Отправлено 09 Октябрь 2011 - 13:59

    В 1817 г., 25-го Августа, произвели меня в офицеры и назначили в 19-ю артиллерийскую бригаду, в 37-ю легкую роту 2. Обмундировали нас на казенный счет весьма экономически; эполеты были кованные медные, этишкеты на кивере и шарф нитяные, сукно, рубашки и чулки полу-офицерские, полу-солдатские, и каждому единовременно выдали по 200 р. ассигнациями, кроме прогонных денег.
    Я поступил под 26-ти летнего полковника Б., героя 1812 года, кавалера ордена Св. Георгия 4-й ст. за храбрость, человек образованного, благоразумного и в полном смысле красавца. Он принял меня как сына, обласкал и поручил одному из старших офицеров устроить мое жительство в Георгиевске, где квартировала 37-я батарейная рота, к которой полковник Б. прикомандировал меня, чтоб иметь личный надзор за только что выпущенным из корпуса 17-ти летним офицером; 37-я же легкая рота, в которую я был назначен высочайшим приказом, расположена была в г. Моздоке, в 115-ти верстах от г. Георгиевска. Образ жизни нашей в Георгиевске был следующий.
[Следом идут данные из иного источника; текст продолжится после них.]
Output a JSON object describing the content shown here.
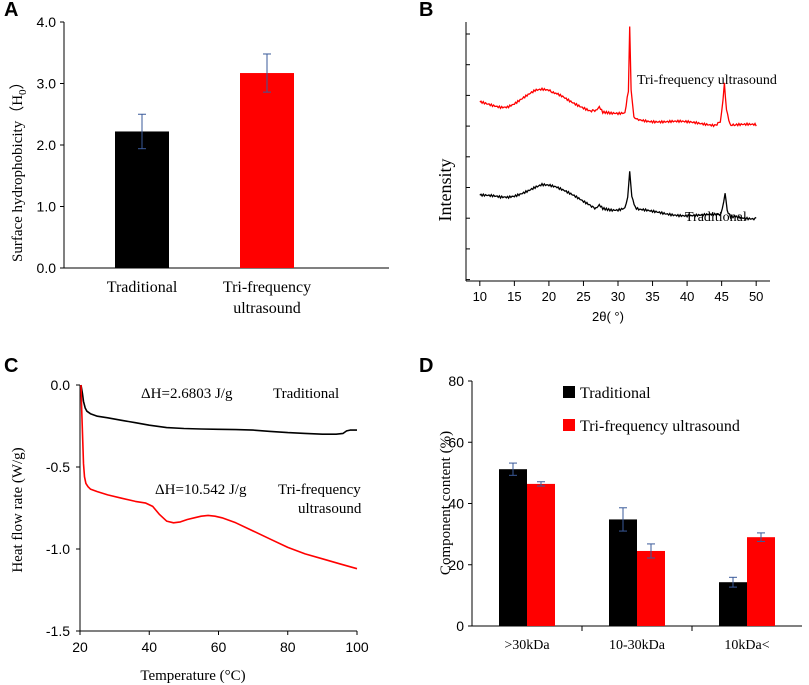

    После служебных занятий мы все, наличные офицеры, обязаны были ежедневно являться к полковнику и оставаться в его квартире целый день: у него мы завтракали, обедали, пили чай и ужинали. Он все время находился с нами. Играли в шашки, в шах и мат и в прочие подобные игры, читали разные книги, а кто умел играть на гитаре — учил других; а иногда полковник заставлял нас танцевать; кто же не умел, тех учили другие. Словом, под надзором полковника мы находились в наилучшем учебном отеческом пансионе. Он нас экзаменовал, заставлял рисовать, чертить и задавать друг другу математические задачи. Когда он оставался кем доволен, составлял для тех кавалькаду, в которой участвовал сам. Он выписывал из Москвы всем нам обмундировку, так что все офицеры были и хорошо и щегольски одеты. Стоимость же обмундировки он вычитал из жалованья каждого, и потому обмундировка обходилась нам очень дешево. Все следуемые нам деньги отдавал на руки, при чем давал каждому расходную книжку за своею скрепою и требовал по временам показывать ему расход наших денег, при чем, кого бранил, кого хвалил, судя по благоразумию расхода. Результатом такого отеческого наблюдения было, что у каждого из нас от жалованья до жалованья хотя немного, но деньги оставались. Получали мы в год 270 р. жалованья ассигнациями, следовательно 90 рублей в-треть. Он научал нас бережливости. Правда, что стол нам ничего не стоил, так как полковник поил и кормил нас на свой счет. Водку перед обедом пить прапорщикам не дозволял; она дозволялась с производством в подпоручики. В старинные времена вообще водилось, что офицеры всегда столовали у командиров.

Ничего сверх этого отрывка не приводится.